Si les tatouages actuels ont beaucoup de mal à se voir inclure dans la culture, la dimension religieuse ne l’accepte pas non plus. Dr Mounkoro trouve que cela à une explication par le fait : « qu’il est jusqu’à présent très difficile pour la majorité des personnes de dissocier culture et religion. La limite est tellement fine qu’il devient difficile de faire la part des choses. La religion en général renforce la culture, ce qui explique que cette religion, faisant partie également de société, lutte pour la protection des normes, principes et mœurs. Elle ne peut pas être pour l’introduction des tatouages, puisque la majorité de ces tatouages renvoie à une vie, à une dimension que nous ne maitrisons pas. En plus de cela, il y a dans toutes les religions une dimension de respect du corps. On ne peut donc pas mettre n’importe quoi sur son corps et cela ne concerne pas que le tatouage ».

Tatoueur, dans la discrétion

« Au Mali, le marché du tatouage n’est pas facile. Il faut être un guerrier pour continuer dans le domaine. Ce n’est pas tous les jours que j’ai un client à tatouer, vu la mentalité de la majorité de la population. En plus, les contraintes au niveau de la religion font que beaucoup de jeunes n’arrivent pas à sauter le pas. Il y a beaucoup de préjugés, notamment que les tatouages seraient maudits par la religion. Beaucoup de personnes qui viennent ici sont attirées par les tatouages, mais ils ont peur du regard que porte la société sur cet art. Le tatouage est également un atout de beauté, en plus d’être un art, ou une façon de s’exprimer », explique Christian Mackel Bayala, artiste tatoueur.
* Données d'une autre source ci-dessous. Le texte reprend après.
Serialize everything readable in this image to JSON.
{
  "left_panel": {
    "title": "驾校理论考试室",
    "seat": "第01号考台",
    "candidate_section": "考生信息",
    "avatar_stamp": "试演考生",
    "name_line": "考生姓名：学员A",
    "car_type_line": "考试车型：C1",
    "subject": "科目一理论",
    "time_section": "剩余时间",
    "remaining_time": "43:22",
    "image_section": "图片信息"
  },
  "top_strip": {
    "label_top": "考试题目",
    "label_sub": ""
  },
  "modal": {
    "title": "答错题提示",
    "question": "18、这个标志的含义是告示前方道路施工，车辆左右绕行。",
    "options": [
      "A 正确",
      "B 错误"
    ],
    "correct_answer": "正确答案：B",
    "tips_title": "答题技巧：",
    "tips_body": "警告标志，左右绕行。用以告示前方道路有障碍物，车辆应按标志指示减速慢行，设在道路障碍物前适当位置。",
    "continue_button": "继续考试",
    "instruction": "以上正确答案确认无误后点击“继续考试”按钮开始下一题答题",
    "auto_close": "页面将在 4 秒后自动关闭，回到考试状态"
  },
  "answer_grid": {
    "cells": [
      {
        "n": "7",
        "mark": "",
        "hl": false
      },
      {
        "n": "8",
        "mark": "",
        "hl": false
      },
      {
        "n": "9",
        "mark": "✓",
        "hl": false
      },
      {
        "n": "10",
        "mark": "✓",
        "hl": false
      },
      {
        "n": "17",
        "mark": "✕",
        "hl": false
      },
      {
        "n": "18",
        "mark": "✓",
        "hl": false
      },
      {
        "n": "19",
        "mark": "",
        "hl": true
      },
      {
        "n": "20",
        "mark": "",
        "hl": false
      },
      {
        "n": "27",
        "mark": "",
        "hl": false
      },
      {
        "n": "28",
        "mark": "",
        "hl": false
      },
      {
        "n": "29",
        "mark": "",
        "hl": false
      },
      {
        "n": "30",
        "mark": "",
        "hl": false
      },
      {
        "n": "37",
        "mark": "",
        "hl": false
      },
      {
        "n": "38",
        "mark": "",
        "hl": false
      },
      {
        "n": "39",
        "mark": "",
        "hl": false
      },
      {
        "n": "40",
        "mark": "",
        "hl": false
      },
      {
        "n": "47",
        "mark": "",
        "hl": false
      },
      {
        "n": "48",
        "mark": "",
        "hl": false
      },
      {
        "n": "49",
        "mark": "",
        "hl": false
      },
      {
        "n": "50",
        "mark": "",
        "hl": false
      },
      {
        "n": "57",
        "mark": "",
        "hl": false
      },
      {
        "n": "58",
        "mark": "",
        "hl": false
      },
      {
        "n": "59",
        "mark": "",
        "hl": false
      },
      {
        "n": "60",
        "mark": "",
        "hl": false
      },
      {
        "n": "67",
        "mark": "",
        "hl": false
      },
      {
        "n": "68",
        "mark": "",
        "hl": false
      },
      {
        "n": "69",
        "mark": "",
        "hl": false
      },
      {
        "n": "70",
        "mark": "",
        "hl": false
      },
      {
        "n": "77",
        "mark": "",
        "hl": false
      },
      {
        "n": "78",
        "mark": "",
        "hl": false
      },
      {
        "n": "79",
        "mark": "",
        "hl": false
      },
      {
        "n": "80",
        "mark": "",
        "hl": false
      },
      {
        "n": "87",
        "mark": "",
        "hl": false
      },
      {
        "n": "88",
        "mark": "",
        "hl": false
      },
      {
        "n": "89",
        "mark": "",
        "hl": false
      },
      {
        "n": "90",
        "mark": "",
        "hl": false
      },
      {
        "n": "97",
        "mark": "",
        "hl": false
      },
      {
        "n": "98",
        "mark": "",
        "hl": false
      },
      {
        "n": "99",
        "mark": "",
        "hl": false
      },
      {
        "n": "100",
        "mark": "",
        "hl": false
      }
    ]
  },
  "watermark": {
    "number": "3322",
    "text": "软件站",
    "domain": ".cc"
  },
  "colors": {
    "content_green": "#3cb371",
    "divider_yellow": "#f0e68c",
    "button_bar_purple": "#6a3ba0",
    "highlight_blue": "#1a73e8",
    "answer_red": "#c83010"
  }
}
La pratique du tatouage (traditionnel et moderne) a été mise en cause sur le plan de la santé. Cette pratique devient tellement populaire que l’aspect santé pourrait en pâtir. C’est ce qu’explique Dr Guindo Binta, dermatologue à l'hôpital de dermatologie de Bamako : « après l'application du tatouage, on peut noter des cas d’effets secondaires comme des réactions inflammatoires, la douleur au site tatoué, des risques de surinfections bactériennes. Certains patients peuvent développer des complications allergiques.  Pour les jeunes qui veulent se faire tatouer, il faut éviter les tatouages impulsifs qui peuvent être source de regret ».

Au regard de toutes ces informations, il convient de rester vigilant et conscient des risques encourus. Pour celui ou celle qui souhaite se faire tatouer, il faut prendre le temps de réfléchir, de s’informer afin de le faire dans les meilleures conditions.